Melting ice could trigger a disastrous chain reaction, a new Australian study warns
Rapidly melting Antarctic ice is causing a dramatic slowdown in deep ocean currents and could have a disastrous effect on the climate, a new report warns.
The deep-water flows which drive ocean currents could decline by 40% by 2050, a team of Australian scientists says.
The currents carry vital heat, oxygen, carbon and nutrients around the globe.
Previous research suggests a slowdown in the North Atlantic current could cause Europe to become colder.
The study, published in the journal Nature, also warns the slowdown could reduce ocean’s ability to absorb carbon dioxide from the atmosphere.
The report outlines how the Earth’s network of deep ocean currents are driven by the downwards movement of cold, dense saltwater towards the sea bed near Antarctica.
But as fresh water from the ice cap melts, sea water becomes less salty and dense, and the downwards movement slows.
This deep ocean current, or “overturning”, has been relatively stable for thousands of years, scientists say, but it is now being disrupted by the warming climate.
“Our modelling shows that if global carbon emissions continue at the current rate, then the Antarctic overturning will slow by more than 40 per cent in the next 30 years – and on a trajectory that looks headed towards collapse,” study lead Professor Matthew England said.
“If the oceans had lungs, this would be one of them,” Prof England, an oceanographer at Sydney’s University of New South Wales, told a news briefing.
Scientists spent 35 million computing hours over two years to produce their models, which suggest deepwater circulation in the Antarctic could slow at twice the rate of decline in the North Atlantic.
The 2018 Atlas Study found the Atlantic Ocean circulation system was weaker than it had been for more than 1,000 years, and had changed significantly in the past 150.
It suggested changes to the conveyor-belt-like Atlantic Meridional Overturning Circulation (Amoc) could cool the ocean and north-west Europe, and affect deep-sea ecosystems.
A sensationalised depiction of the Amoc shutting down was shown in the 2004 climate disaster film The Day After Tomorrow.Deep ocean currents heading for collapse – report
The latest study’s findings also suggest a slowdown in circulation would also mean the ocean could not absorb as much carbon dioxide from the atmosphere as its upper layers became “stratified”.

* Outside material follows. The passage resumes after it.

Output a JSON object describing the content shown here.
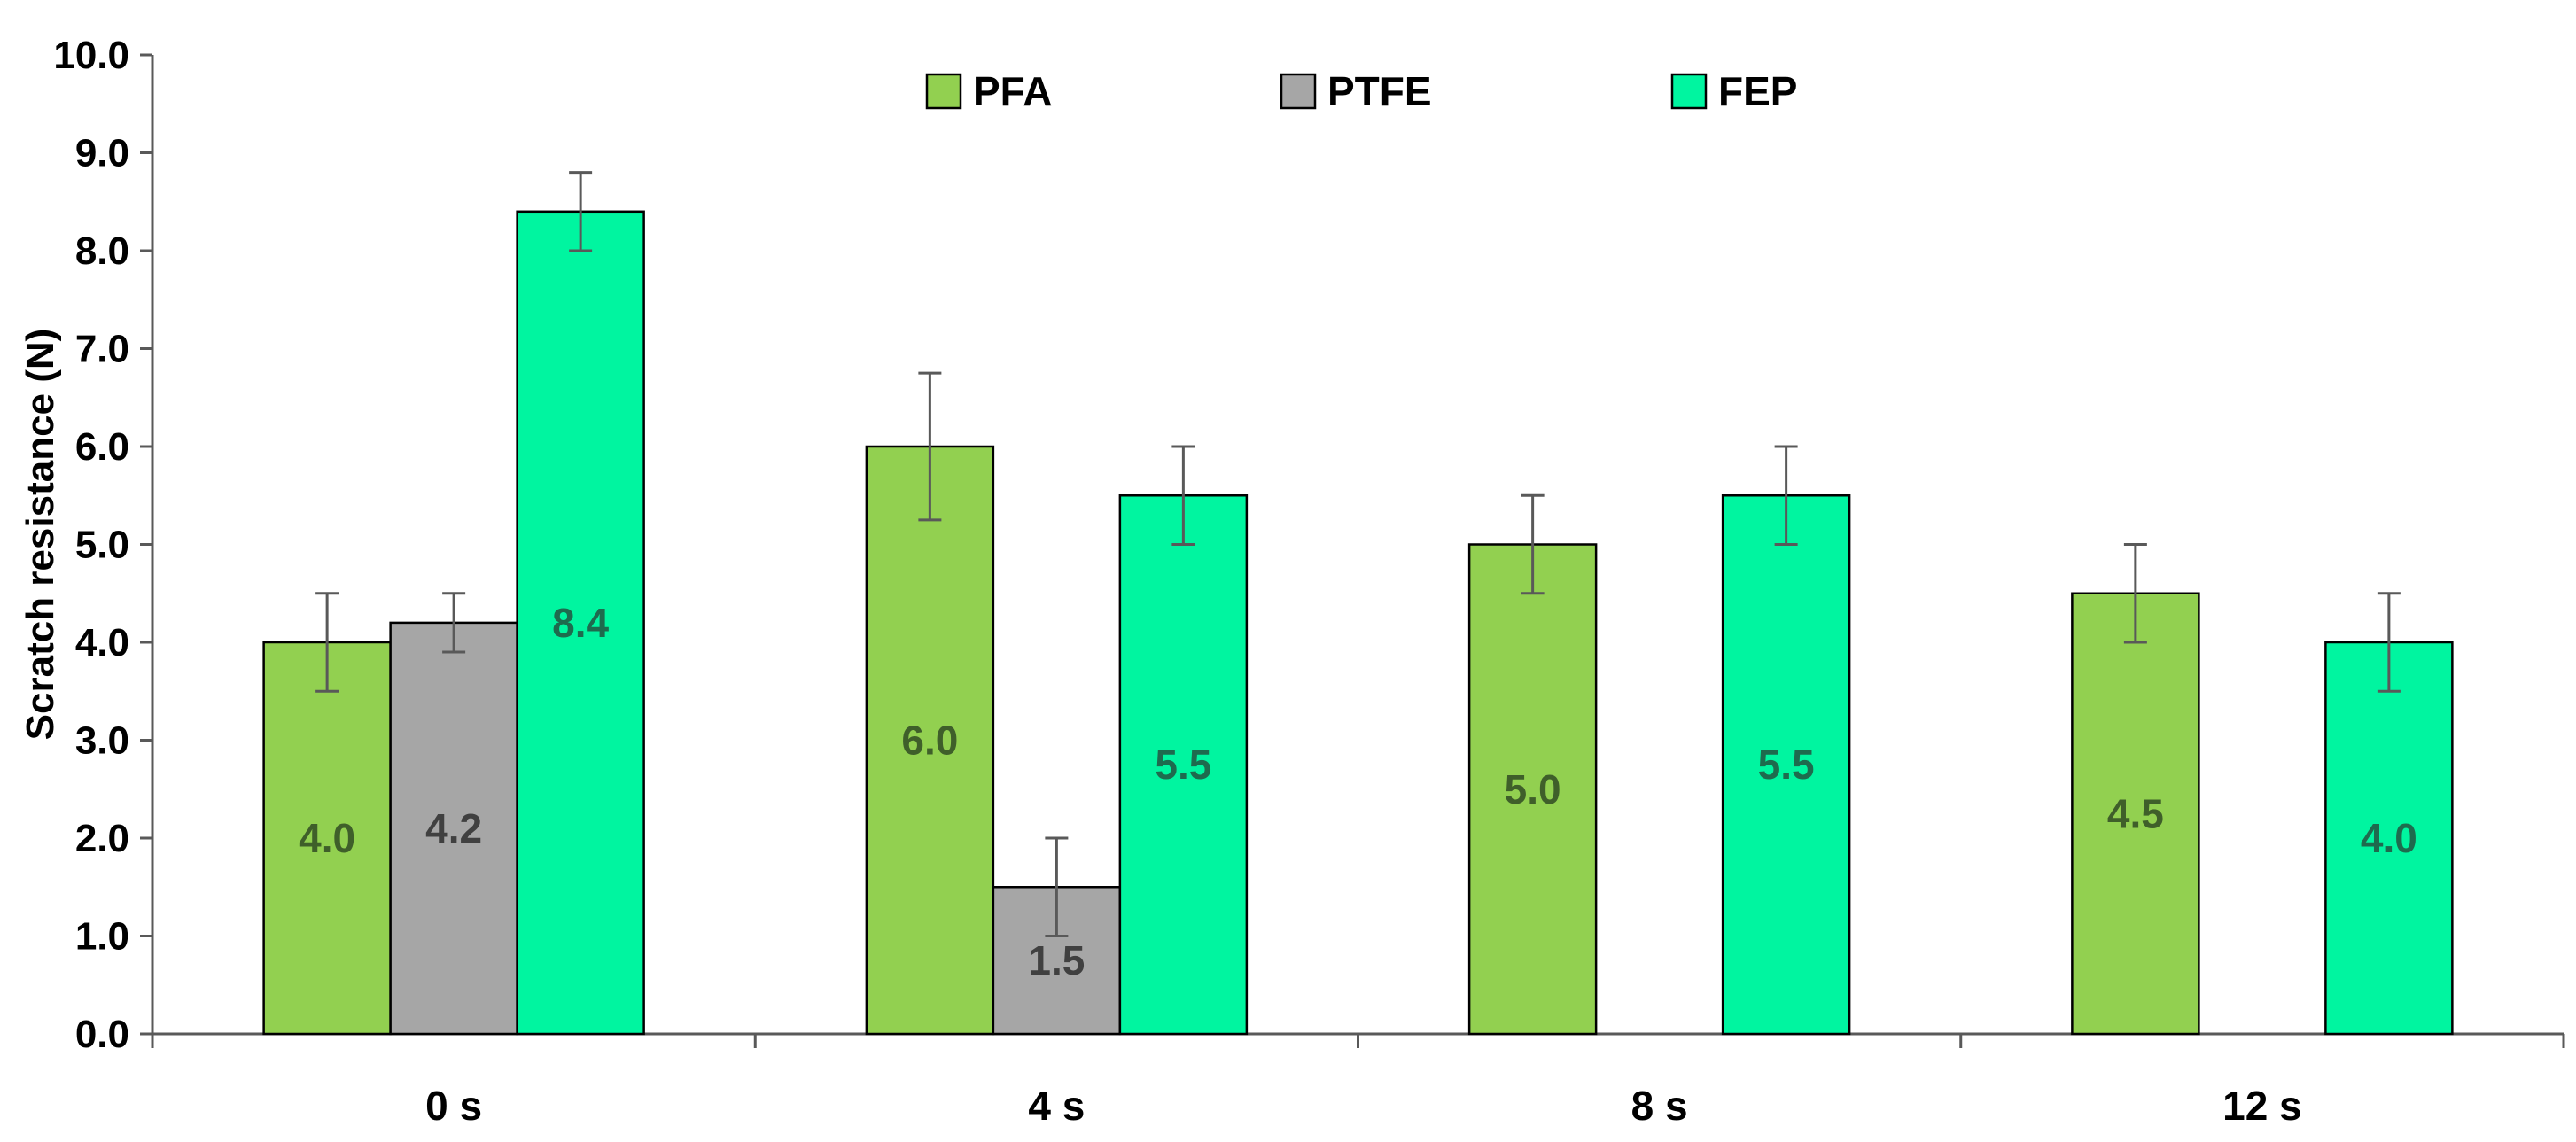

Waters below 4,000 metres (13,123 ft) would stagnate, Prof England warned, and prevent vital ocean nutrients reaching marine life.
“[It’s] stunning to see that happen so quickly,” said climatologist Alan Mix from Oregon State University, a co-author of the latest Intergovernmental Panel on Climate Change (IPCC) assessment.
“It appears to be kicking into gear right now. That’s headline news,” he told Reuters.
The effect of Antarctic meltwater on ocean currents has not yet been factored in to IPCC models on climate change, but it is going to be “considerable”, Prof England said.
The study also highlighted how warming oceans could trigger greater melting of the western Antarctica ice shelf, but it did not examine how this could create a feedback effect, and even more melting.